Raven Khreis is 19, works two jobs, and has already stopped expecting to move out anytime soon. Gas near $5 a gallon means carpooling with friends just to afford hanging out. Cloud Benn is 23, working three jobs in New Orleans, still living with his mother, and watching his own childhood slip further out of reach. Shaniya Taylor, 21, does the math constantly: her monthly paycheck from a nonprofit is less than what an apartment would cost in her Florida town.
These are not edge cases. They are the new normal for young adults trying to establish independence in an economy that refuses to cooperate. More than eight in 10 young adults between 18 and 34 now describe the economy as "bad" or "terrible," according to a survey of over 1,000 Americans by Generation Lab. Entry-level job markets have deteriorated since the pandemic ended, cuts to social safety programs continue, and the cost of basics like housing, food, and utilities keeps climbing.
"It's been rough for a long time," said Nia West-Bey, executive director of the National Collaborative for Transformative Youth Policy. "But I think we particularly have a confluence of long-term economic challenges on the income side and support side, now coupled with an increase in expenses on everything."
The generational gap is brutal. Benn's mother moved out at 23, rented her own place, and built a life. Benn is the same age now, working harder, and still cannot afford to leave. "We were fed that; we were told, hey, this is what adulthood is," Benn said. "Even if you plan it down to the penny, nine times out of 10, it's never enough, especially in this economy."
Tanajia Moye-Green, a 25-year-old PhD student in California, navigates a different kind of pressure. Academic fellowships provide barely enough to survive. As a first-generation, low-income student who tries to send money to family, every expense feels impossible. When she needed an ambulance to the emergency room recently, she refused it. "I just went with my friend; she drove us, because I knew I couldn't afford that," she said.
The stakes stretch beyond the immediate struggle. Starting a career during economic downturns leaves scars that last decades. "People who start their careers during difficult economic periods, in some cases never catch up to their peers who graduated a few years earlier, before things went bad," said Lindsay Owens, executive director of the Groundwork Collaborative. "These scarring effects are really real, and have real staying power."
For young adults entering the workforce now, the context has fundamentally shifted from pre-pandemic conditions. Job income is less reliable, connections to work are harder to secure, and cost pressures have intensified across nearly every category. "What's unique about this moment is that there's some challenges that may not have been present for other cohorts of young people," said Kassandra Martinchek, senior research associate at the Urban Institute.
The frustration boils over when asked where to assign blame. In Generation Lab's survey, 41% of young adults pointed to Donald Trump, while 31% cited corporate greed and large companies as the primary culprits for economic conditions.

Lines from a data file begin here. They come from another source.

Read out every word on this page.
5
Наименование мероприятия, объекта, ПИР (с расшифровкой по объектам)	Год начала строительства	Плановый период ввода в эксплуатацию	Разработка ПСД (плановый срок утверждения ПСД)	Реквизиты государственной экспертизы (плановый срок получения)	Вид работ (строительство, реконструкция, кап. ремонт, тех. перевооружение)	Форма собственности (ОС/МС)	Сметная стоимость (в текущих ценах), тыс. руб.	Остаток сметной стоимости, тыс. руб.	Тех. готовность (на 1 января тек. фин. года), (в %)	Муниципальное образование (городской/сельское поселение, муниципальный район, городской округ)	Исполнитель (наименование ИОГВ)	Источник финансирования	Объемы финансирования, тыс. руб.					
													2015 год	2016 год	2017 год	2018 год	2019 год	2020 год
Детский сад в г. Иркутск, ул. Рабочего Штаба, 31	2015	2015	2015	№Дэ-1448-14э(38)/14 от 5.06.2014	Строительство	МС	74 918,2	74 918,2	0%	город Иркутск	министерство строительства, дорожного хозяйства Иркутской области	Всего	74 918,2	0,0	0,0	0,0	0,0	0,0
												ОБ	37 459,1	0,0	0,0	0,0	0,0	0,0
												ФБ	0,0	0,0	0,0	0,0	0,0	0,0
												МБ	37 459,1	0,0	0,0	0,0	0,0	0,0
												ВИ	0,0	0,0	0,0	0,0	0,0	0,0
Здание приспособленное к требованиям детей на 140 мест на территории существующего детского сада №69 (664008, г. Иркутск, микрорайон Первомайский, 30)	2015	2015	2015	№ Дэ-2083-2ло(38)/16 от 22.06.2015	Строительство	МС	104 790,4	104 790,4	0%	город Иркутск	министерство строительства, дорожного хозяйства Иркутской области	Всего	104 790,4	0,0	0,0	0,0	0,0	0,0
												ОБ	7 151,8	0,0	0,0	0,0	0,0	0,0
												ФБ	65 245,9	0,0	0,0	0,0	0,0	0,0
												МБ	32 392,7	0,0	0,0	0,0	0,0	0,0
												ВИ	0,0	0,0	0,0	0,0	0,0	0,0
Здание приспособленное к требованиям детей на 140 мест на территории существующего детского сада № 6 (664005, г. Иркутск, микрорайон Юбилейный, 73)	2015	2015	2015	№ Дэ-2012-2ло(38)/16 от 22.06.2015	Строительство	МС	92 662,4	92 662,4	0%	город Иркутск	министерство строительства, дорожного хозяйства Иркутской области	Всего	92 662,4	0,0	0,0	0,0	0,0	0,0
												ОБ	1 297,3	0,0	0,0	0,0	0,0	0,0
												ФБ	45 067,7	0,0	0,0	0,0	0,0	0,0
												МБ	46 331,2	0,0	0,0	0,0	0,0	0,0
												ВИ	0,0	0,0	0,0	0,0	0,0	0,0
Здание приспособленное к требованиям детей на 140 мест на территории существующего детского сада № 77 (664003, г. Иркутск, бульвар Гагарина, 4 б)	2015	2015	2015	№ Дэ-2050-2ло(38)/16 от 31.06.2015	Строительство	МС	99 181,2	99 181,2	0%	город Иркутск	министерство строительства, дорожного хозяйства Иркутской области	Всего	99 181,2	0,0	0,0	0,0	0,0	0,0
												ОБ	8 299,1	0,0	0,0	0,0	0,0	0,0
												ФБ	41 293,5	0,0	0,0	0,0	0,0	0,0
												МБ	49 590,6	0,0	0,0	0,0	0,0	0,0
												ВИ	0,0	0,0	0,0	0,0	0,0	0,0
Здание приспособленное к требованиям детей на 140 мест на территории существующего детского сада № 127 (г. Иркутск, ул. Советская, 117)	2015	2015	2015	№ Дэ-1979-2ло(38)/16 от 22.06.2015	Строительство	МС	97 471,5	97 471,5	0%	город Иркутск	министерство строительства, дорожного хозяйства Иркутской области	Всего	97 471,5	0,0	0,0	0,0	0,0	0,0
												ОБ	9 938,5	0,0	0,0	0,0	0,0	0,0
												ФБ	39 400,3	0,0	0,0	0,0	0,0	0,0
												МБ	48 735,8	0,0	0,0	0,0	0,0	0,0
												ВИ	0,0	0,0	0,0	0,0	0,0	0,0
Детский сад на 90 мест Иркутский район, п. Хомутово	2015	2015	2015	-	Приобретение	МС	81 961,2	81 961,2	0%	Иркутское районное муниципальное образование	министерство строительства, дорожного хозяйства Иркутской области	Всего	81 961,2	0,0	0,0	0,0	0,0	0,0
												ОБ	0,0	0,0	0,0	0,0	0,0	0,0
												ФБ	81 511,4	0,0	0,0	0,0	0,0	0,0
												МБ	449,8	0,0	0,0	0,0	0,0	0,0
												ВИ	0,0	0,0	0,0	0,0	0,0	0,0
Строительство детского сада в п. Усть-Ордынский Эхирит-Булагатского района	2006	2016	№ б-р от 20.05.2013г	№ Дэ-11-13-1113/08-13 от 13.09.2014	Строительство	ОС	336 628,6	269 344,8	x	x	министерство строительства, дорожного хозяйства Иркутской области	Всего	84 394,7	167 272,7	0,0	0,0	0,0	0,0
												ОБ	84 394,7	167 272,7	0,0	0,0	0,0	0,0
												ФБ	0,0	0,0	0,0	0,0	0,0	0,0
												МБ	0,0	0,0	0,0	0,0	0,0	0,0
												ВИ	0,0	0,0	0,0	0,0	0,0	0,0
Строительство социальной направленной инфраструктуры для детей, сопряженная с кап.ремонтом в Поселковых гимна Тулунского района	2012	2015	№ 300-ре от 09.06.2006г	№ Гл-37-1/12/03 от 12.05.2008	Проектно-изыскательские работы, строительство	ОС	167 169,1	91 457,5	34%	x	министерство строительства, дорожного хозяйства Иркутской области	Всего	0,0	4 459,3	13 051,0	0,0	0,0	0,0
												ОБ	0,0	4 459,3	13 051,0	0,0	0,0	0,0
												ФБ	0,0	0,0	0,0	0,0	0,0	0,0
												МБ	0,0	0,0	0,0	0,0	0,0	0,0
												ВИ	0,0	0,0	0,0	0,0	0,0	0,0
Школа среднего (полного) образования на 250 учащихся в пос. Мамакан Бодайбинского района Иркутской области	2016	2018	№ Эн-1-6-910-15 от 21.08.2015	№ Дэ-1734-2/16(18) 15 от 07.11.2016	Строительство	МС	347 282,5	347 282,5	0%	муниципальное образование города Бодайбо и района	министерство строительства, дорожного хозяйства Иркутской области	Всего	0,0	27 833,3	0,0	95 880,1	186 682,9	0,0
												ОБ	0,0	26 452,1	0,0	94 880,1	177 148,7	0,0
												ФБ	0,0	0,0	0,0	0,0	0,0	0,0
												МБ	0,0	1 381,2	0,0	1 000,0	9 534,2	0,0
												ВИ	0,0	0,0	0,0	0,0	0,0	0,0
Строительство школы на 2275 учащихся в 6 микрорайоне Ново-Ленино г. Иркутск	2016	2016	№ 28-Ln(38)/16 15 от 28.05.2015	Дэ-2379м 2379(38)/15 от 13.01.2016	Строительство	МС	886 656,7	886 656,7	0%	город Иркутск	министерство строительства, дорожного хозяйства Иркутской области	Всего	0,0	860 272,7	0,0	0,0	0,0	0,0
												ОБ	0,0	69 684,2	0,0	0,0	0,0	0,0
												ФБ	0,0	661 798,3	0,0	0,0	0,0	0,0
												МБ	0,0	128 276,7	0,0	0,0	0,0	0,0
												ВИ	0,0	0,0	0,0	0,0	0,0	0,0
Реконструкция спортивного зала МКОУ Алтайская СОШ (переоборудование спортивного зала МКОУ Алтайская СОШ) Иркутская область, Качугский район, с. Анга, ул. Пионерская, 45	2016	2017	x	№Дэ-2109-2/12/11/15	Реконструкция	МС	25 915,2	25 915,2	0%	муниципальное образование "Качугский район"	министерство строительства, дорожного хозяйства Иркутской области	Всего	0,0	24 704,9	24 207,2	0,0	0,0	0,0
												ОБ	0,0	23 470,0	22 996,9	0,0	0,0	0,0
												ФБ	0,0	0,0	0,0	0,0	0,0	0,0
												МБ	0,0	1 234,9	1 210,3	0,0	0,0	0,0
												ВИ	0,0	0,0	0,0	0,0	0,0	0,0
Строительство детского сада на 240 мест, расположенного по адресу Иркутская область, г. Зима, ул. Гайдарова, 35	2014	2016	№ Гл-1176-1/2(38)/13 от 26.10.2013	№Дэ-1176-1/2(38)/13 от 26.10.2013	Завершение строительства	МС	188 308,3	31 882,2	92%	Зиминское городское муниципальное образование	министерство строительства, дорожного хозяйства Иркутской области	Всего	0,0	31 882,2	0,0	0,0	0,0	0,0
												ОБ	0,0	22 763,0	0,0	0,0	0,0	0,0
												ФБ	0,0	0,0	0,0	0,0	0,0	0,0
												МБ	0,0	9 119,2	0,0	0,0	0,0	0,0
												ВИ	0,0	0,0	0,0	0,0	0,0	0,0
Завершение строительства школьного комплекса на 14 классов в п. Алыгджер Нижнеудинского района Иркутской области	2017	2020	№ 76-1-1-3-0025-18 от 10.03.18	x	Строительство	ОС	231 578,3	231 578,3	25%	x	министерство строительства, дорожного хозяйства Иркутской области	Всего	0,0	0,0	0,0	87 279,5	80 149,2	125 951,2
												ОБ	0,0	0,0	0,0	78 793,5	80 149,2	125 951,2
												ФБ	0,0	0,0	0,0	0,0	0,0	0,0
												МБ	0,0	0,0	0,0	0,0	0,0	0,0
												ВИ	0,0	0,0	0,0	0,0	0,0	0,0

Long-term planning has become nearly impossible for this generation. West-Bey points to data from Circle after the 2024 election identifying economic conditions as the top issue for young people. "It is really difficult to do long-term planning for your future if you don't know where you're going to lay your head at night, if you don't know what you're going to eat the next day," she said.
Taylor, working toward a four-year degree while living with her mother, feels the weight of timing. Electricity bills from Florida Power & Light's recent rate hike consume chunks of her paycheck. The prospect of stepping into adulthood in this environment "feels scary." For millions like her, adulthood is no longer a milestone to reach. It is a privilege they are being priced out of.
Author James Rodriguez: "These aren't individual failures of ambition or work ethic, no matter what the bootstraps crowd wants to believe, and that's what makes this crunch so corrosive to an entire generation's future."